Smaller tribes who offered less resistance and were more peaceful are rarely shown on maps, though Carapella includes them on his. Carapella said that is because America started out as a pretty violent place and revering aggression, guns and violence is in our culture.

“I hate to be so cynical, I try to be optimistic, too” Carapella said. “But this issue up in Standing Rock, there really is no compromise. The company is saying, ‘Well, we almost have this pipeline completed and the Natives are saying, ‘We don’t care. We objected to it before you even started laying the pipe.’”

Unlike his other maps, Carapella is not sure where he is going with this map. He said there is a possibility of updating it every six months or so, to take off pipelines that have been completed and adding ones that are planned or are in progress.

“It is an in the moment kind of deal, it doesn’t show anything really permanent,” he said. “It is pertinent for the time. I’m thinking of taking this map and transposing the U.S. portion of the map onto my U.S. reservation map to show people where these pipelines are in in conjunction to Indian reservations.”

He also said it was impossible to include all the pipelines across the country and that he knows he may have missed some.

“It was kinda difficult to do this map because there are literally like hundreds of thousands miles of pipelines,” he said. “These are ones that are in the works or partway completed. I was trying to paint a picture for people of the up and coming fights.”

Carapella acknowledges that some pipelines can be good and the alternative is to transport by train or by truck, which have their own dangers, but he wants people to be aware of the dangers, most likely a leak at some point.

“Just while Standing Rock has been going on, there’s been several major leak disasters around the country,” he said. “I think there was one in Texas, Louisiana and Georgia with very similar infrastructure.
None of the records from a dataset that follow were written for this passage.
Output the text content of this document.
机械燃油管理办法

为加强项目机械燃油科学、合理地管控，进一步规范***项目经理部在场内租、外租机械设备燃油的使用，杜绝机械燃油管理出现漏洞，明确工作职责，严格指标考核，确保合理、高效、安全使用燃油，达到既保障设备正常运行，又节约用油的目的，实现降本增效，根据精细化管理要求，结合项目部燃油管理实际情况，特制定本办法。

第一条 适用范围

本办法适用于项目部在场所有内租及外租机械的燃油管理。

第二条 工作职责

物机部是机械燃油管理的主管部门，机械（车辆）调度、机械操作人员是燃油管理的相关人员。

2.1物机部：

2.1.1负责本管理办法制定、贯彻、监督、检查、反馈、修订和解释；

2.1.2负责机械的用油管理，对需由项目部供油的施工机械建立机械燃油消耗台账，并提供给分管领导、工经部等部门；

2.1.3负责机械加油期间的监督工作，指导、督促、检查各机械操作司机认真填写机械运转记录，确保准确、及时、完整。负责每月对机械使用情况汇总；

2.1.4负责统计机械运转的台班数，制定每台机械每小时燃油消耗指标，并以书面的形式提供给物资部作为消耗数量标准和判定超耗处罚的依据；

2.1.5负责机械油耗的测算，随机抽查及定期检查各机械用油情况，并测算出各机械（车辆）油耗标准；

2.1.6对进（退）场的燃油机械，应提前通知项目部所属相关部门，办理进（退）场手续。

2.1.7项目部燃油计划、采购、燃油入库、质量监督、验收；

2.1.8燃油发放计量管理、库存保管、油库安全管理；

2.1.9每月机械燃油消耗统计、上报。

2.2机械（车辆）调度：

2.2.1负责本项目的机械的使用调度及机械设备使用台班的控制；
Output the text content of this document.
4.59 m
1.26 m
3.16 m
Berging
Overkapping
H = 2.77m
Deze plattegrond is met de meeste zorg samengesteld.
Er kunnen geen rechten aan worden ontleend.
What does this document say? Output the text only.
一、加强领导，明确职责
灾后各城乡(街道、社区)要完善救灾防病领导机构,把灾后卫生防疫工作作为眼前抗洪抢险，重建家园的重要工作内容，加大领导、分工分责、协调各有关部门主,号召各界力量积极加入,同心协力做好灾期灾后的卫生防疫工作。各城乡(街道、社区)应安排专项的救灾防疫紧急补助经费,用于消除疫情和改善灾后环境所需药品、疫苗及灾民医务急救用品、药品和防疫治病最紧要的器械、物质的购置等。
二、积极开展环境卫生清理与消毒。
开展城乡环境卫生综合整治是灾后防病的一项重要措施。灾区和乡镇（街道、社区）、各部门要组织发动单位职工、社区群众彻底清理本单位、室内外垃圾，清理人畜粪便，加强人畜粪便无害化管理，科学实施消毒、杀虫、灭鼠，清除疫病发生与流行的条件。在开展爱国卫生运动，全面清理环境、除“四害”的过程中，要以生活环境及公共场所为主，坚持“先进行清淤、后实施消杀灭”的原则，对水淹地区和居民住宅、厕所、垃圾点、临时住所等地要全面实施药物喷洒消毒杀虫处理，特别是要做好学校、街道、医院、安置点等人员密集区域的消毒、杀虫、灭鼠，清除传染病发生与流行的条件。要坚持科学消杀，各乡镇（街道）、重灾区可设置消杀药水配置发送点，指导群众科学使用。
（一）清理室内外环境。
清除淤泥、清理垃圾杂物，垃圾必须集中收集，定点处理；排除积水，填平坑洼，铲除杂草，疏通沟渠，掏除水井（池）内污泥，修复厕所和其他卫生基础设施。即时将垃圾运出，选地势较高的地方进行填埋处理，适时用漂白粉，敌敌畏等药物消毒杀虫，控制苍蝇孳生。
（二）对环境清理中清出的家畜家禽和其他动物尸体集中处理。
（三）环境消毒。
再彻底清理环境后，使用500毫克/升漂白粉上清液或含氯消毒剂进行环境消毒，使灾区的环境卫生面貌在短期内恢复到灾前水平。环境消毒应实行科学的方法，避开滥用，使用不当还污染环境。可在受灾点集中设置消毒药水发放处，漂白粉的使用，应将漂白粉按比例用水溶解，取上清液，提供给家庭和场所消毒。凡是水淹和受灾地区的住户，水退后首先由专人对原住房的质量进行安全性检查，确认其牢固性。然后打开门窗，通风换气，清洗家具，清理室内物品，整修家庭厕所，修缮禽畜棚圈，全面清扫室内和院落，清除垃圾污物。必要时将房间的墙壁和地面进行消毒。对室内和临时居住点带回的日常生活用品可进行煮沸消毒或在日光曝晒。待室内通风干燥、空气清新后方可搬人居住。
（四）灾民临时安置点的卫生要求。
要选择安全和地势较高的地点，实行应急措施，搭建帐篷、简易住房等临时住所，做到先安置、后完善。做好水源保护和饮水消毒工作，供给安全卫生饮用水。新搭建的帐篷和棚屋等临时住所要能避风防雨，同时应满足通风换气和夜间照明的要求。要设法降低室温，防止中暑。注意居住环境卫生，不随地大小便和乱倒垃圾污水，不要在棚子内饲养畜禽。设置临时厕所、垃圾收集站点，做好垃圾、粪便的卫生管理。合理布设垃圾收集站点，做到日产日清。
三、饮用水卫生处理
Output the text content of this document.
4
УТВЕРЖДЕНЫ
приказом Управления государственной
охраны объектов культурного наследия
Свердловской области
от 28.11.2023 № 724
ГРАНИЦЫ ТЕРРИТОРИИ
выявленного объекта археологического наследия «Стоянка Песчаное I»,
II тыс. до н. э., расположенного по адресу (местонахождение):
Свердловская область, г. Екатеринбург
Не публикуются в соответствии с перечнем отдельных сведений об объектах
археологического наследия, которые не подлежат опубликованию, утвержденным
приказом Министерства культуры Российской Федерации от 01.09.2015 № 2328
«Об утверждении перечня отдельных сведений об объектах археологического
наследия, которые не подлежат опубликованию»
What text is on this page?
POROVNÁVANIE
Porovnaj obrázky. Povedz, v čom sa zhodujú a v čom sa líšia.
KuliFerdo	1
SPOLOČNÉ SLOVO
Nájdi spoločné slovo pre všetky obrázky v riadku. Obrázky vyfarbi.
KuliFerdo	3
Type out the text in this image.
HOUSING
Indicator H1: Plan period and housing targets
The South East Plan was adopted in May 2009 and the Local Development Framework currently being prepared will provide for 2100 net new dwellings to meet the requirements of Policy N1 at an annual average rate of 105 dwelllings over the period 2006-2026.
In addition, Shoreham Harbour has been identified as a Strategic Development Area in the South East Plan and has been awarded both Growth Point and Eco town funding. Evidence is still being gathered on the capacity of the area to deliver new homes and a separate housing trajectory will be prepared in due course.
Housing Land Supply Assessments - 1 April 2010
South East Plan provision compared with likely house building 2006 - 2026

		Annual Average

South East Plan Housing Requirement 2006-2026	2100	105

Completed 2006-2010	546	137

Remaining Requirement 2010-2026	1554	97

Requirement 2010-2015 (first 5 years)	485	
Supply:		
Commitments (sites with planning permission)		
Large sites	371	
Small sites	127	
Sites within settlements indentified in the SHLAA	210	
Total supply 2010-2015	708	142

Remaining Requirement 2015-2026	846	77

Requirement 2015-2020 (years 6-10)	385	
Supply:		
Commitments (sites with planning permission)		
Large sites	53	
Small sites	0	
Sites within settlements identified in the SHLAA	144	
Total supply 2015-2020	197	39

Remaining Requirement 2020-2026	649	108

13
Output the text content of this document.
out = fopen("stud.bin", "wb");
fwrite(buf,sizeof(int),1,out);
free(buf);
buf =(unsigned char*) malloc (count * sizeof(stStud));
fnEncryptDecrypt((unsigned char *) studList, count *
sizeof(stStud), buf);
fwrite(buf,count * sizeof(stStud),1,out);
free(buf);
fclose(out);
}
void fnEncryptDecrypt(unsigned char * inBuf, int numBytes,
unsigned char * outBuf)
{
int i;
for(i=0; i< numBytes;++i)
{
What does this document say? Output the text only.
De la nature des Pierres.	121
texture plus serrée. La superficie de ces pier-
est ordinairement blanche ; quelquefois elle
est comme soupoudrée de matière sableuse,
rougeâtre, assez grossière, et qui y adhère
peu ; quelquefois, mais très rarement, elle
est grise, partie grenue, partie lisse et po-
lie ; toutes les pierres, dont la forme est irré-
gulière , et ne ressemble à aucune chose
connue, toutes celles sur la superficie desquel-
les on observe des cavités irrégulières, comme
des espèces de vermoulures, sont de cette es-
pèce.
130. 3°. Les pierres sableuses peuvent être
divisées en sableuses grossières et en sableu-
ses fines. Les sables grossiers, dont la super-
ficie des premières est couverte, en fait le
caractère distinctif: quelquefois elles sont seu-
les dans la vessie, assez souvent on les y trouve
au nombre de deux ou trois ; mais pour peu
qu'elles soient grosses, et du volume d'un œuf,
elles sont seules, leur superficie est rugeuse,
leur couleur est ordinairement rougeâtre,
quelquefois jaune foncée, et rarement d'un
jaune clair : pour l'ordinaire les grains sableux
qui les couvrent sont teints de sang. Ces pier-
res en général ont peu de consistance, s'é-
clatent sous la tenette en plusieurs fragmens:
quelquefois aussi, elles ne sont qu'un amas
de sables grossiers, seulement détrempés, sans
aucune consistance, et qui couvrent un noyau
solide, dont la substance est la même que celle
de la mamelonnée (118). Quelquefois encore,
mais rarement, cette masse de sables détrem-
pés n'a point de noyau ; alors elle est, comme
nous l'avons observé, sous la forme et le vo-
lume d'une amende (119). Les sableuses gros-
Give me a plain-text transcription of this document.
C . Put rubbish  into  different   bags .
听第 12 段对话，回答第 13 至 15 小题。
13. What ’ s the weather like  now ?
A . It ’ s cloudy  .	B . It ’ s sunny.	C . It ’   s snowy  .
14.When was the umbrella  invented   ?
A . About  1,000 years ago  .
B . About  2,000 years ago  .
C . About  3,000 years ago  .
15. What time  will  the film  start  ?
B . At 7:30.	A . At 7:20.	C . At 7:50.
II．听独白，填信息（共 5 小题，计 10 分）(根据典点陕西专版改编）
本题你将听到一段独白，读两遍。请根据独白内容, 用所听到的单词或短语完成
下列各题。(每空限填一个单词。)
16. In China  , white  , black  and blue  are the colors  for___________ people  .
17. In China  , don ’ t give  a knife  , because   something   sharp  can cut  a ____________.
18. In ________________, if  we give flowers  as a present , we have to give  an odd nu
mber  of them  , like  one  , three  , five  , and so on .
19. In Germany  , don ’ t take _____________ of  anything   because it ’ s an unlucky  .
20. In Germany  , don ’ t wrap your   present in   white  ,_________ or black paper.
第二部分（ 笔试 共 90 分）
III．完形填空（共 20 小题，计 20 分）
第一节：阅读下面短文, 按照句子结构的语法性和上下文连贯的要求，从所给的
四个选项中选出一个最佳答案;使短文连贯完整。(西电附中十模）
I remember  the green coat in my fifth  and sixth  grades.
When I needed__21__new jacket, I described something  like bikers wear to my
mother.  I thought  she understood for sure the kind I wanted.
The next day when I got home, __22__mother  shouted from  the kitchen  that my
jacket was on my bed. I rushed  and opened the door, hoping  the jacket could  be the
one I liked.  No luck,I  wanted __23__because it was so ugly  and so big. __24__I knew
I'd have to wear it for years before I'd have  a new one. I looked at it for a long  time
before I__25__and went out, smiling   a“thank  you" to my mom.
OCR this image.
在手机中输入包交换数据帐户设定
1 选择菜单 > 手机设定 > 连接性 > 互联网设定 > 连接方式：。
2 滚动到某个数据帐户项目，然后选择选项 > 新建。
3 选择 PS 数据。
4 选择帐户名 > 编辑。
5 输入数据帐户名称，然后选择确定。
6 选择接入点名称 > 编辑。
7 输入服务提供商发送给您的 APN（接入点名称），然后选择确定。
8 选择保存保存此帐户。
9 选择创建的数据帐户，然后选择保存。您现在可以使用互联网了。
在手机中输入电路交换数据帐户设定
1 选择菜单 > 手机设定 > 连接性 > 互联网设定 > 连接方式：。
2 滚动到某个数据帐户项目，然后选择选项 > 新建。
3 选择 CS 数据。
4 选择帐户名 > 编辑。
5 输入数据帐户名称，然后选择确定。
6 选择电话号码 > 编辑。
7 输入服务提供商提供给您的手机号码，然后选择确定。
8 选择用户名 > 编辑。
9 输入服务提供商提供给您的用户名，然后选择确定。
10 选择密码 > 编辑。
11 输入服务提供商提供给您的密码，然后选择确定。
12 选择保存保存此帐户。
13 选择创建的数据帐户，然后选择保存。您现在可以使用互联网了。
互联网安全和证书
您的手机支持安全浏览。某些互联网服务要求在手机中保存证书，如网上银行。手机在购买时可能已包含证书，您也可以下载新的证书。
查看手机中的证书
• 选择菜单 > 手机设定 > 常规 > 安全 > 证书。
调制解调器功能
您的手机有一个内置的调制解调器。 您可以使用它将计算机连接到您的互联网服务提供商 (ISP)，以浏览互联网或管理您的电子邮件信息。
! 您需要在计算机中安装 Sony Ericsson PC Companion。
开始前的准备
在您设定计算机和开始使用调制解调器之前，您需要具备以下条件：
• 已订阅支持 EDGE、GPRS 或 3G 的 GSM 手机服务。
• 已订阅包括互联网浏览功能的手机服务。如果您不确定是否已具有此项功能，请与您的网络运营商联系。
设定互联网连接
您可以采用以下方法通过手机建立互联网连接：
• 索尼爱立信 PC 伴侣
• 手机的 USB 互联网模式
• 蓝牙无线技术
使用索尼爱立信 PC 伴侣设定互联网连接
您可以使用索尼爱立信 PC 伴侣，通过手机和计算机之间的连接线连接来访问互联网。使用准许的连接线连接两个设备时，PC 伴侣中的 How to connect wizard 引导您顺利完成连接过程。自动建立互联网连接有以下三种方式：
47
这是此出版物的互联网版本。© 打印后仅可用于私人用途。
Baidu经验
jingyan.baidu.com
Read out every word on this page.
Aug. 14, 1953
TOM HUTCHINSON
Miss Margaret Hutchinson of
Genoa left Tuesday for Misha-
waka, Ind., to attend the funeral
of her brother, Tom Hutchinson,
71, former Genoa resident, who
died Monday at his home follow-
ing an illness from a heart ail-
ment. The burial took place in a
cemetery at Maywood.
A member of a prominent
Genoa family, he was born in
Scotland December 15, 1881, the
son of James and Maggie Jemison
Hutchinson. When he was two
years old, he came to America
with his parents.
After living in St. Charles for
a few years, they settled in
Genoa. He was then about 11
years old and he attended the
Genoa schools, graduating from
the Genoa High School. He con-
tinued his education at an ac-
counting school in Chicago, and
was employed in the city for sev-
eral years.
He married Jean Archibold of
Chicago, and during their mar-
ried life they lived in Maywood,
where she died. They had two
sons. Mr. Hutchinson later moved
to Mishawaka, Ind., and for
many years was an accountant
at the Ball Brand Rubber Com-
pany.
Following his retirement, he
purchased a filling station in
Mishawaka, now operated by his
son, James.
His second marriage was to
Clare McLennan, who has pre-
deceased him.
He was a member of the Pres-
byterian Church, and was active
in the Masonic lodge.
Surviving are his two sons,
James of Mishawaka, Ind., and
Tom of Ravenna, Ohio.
How ridiculous is it to run a pipeline under the major water system in the U.S.? Even if they claim they could clean it or something, just imagine the potential for catastrophe.”

He also wants people to understand it is not just the Sioux who are affected by the pipelines. The Sioux are contesting two broken treaties, the 1851 treaty and the 1868 Ft. Laramie treaty. But Carapella said there were 371 treaties that were broken by the government.

“What tribes do those have to do with?” Carapella said. “That’s what this map shows. It shows all the other tribes whose traditional homelands are being traversed through by these projects.”